Bit rot is real. Last month we’ve had weird linker errors on one of our build servers. Turns out that one of the binary libs in the build cache got a single bit flipped in the symbol table, which changed the symbol name, causing the linker errors. If the bit-flip had occured in the .TEXT section, then it wouldn’t have caused any errors at build time, and we would have released a buggy binary. It might have just crashed, but it could have silently corrupted data…
I’ve had a case where a bit flip in a TCP stream was not caught because it happened in a Singapore government deep packet inspection snoop gateway that recalculated the TCP checksum for the bit-flipped segment:
Fragmentation doesn’t change the TCP checksum. The packet is reassembled and the original checksum verified against the rehydrated packet and TCP segment.
It may be a regional thing but I have never heard ”bit rot” refer to legacy code. In the retro computing circles bit rot refers to hardware defects (usually floppies or other storage media) caused by cosmic rays or other environmental hazards.
I agree this is the primary context, but I've seen unmaintained (or very old) software being reffered to as "bit rotting" by extension. As in, forward compatibility might break due to obsolete dependencies, etc.
Same here. “Bit rot” is then analogous to food rot: the longer your data sits unverified, the more likely that there will be flipped bits and therefore “rotten data”.
Well, it wasn't that hard to uncover actually. We knew that the same build succeeds on our machines. So we only had to find what the difference was between the two :)

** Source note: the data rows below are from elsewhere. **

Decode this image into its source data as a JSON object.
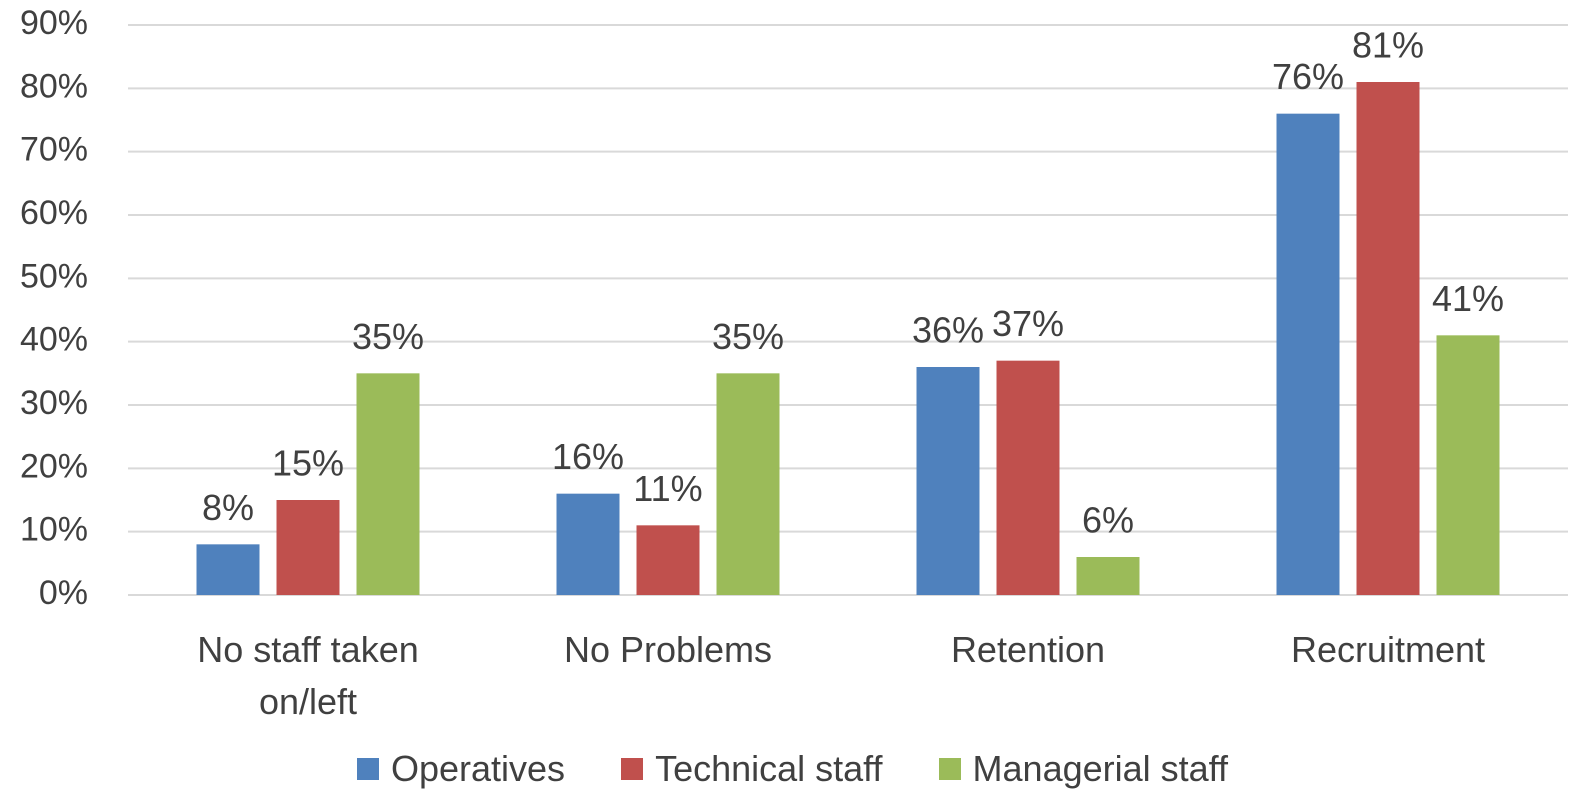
{
  "chart_data": {
    "type": "bar",
    "categories": [
      "No staff taken on/left",
      "No Problems",
      "Retention",
      "Recruitment"
    ],
    "series": [
      {
        "name": "Operatives",
        "color": "#4f81bd",
        "values": [
          8,
          16,
          36,
          76
        ],
        "value_labels": [
          "8%",
          "16%",
          "36%",
          "76%"
        ]
      },
      {
        "name": "Technical staff",
        "color": "#c0504d",
        "values": [
          15,
          11,
          37,
          81
        ],
        "value_labels": [
          "15%",
          "11%",
          "37%",
          "81%"
        ]
      },
      {
        "name": "Managerial staff",
        "color": "#9bbb59",
        "values": [
          35,
          35,
          6,
          41
        ],
        "value_labels": [
          "35%",
          "35%",
          "6%",
          "41%"
        ]
      }
    ],
    "ylim": [
      0,
      90
    ],
    "yticks": [
      {
        "value": 0,
        "label": "0%"
      },
      {
        "value": 10,
        "label": "10%"
      },
      {
        "value": 20,
        "label": "20%"
      },
      {
        "value": 30,
        "label": "30%"
      },
      {
        "value": 40,
        "label": "40%"
      },
      {
        "value": 50,
        "label": "50%"
      },
      {
        "value": 60,
        "label": "60%"
      },
      {
        "value": 70,
        "label": "70%"
      },
      {
        "value": 80,
        "label": "80%"
      },
      {
        "value": 90,
        "label": "90%"
      }
    ],
    "grid": true,
    "legend": "bottom"
  }
}
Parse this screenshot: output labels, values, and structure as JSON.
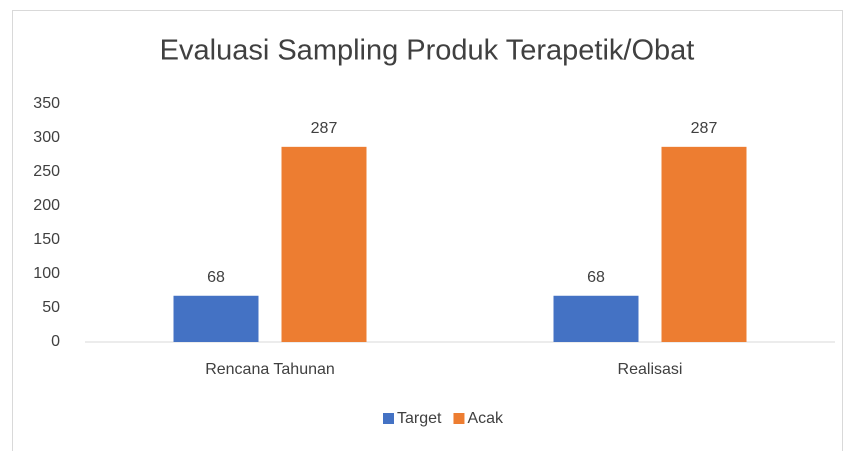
{
  "chart_data": {
    "type": "bar",
    "title": "Evaluasi Sampling Produk Terapetik/Obat",
    "categories": [
      "Rencana Tahunan",
      "Realisasi"
    ],
    "series": [
      {
        "name": "Target",
        "color": "#4472c4",
        "values": [
          68,
          68
        ]
      },
      {
        "name": "Acak",
        "color": "#ed7d31",
        "values": [
          287,
          287
        ]
      }
    ],
    "ylim": [
      0,
      350
    ],
    "yticks": [
      0,
      50,
      100,
      150,
      200,
      250,
      300,
      350
    ],
    "grid": false,
    "legend": "bottom"
  }
}
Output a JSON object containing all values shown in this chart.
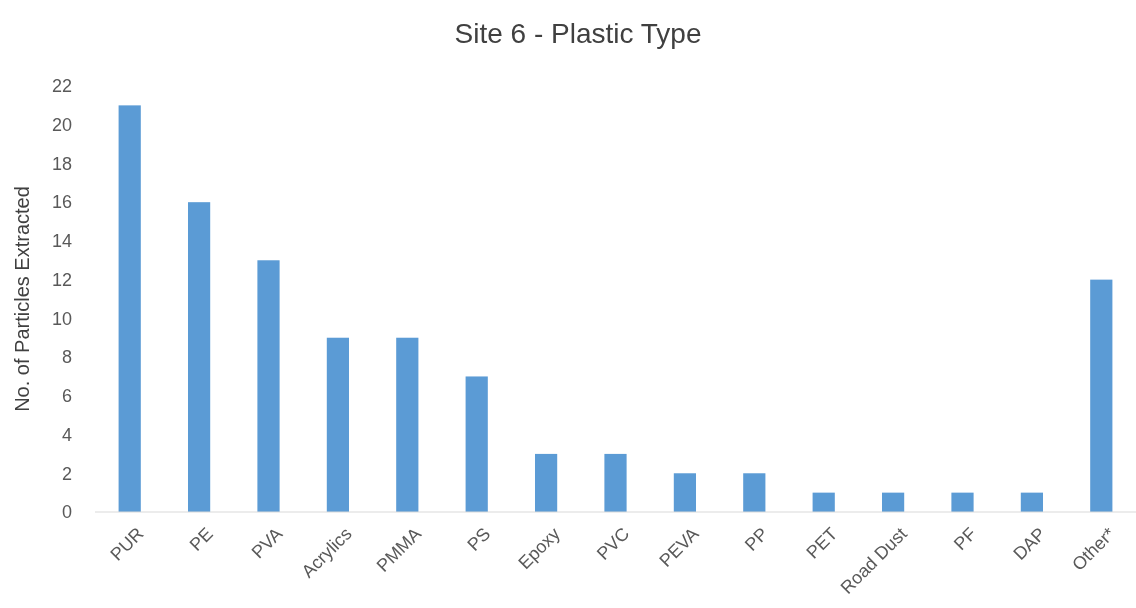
{
  "chart_data": {
    "type": "bar",
    "title": "Site 6 - Plastic Type",
    "ylabel": "No. of Particles Extracted",
    "categories": [
      "PUR",
      "PE",
      "PVA",
      "Acrylics",
      "PMMA",
      "PS",
      "Epoxy",
      "PVC",
      "PEVA",
      "PP",
      "PET",
      "Road Dust",
      "PF",
      "DAP",
      "Other*"
    ],
    "values": [
      21,
      16,
      13,
      9,
      9,
      7,
      3,
      3,
      2,
      2,
      1,
      1,
      1,
      1,
      12
    ],
    "color": "#5b9bd5",
    "ylim": [
      0,
      22
    ],
    "yticks": [
      0,
      2,
      4,
      6,
      8,
      10,
      12,
      14,
      16,
      18,
      20,
      22
    ],
    "grid": false
  }
}
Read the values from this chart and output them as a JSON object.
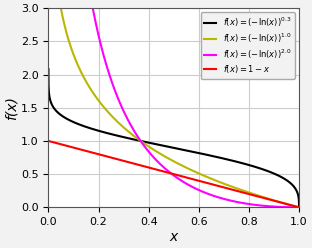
{
  "xlabel": "x",
  "ylabel": "f(x)",
  "xlim": [
    0.0,
    1.0
  ],
  "ylim": [
    0.0,
    3.0
  ],
  "xticks": [
    0.0,
    0.2,
    0.4,
    0.6,
    0.8,
    1.0
  ],
  "yticks": [
    0.0,
    0.5,
    1.0,
    1.5,
    2.0,
    2.5,
    3.0
  ],
  "gammas": [
    0.3,
    1.0,
    2.0
  ],
  "curve_colors": [
    "black",
    "#b8b800",
    "magenta",
    "red"
  ],
  "curve_lws": [
    1.5,
    1.5,
    1.5,
    1.5
  ],
  "legend_texts": [
    "$f(x) = (-\\ln(x))^{0.3}$",
    "$f(x) = (-\\ln(x))^{1.0}$",
    "$f(x) = (-\\ln(x))^{2.0}$",
    "$f(x) = 1-x$"
  ],
  "grid_color": "#cccccc",
  "bg_color": "#f2f2f2",
  "axes_bg": "#ffffff",
  "xlabel_fontsize": 10,
  "ylabel_fontsize": 10,
  "tick_fontsize": 8,
  "legend_fontsize": 6.0
}
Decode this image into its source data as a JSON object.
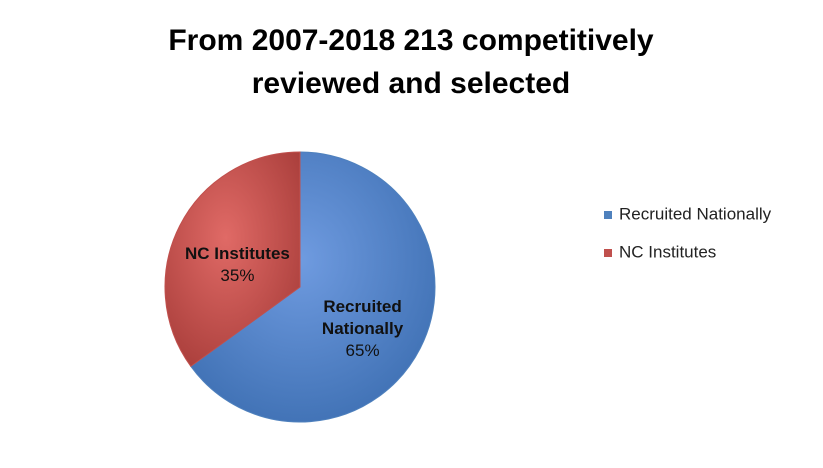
{
  "chart_data": {
    "type": "pie",
    "title": [
      "From 2007-2018 213 competitively",
      "reviewed and selected"
    ],
    "categories": [
      "Recruited Nationally",
      "NC Institutes"
    ],
    "values": [
      65,
      35
    ],
    "value_labels": [
      "65%",
      "35%"
    ],
    "colors": [
      "#4f81bd",
      "#c0504d"
    ],
    "legend": "right"
  }
}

As Arthur Conan Doyle put it: "Once you eliminate the impossible, whatever remains, no matter how improbable, must be the truth." ¯\_(ツ)_/¯
Well done, Watson. This calls for a bit of snuff. Seriously, this is the kind of thing that keeps me up at night, and it's nice to hear a happy ending =D
I'm just thinking (of course) that you said If the bit-flip had occured but it's probably already when the bit flip occurs in the .TEXT section; we don't know what it might already have caused or just passed without notice (unreproducible bug, or bitflip in function that's never called or whatever).
Says it's a Mac/iOS build platform. Since it's a commercial service they're probably complying with the license and thus using actual Mac hardware, and in turn the only ECC option is the really awful value, outdated Mac Pro. Seems more likely they're using Minis instead, or at least mostly Minis. An unfortunate thing about Apple hardware (says someone still nursing along a final 5,1 Mac Pro for a last few weeks).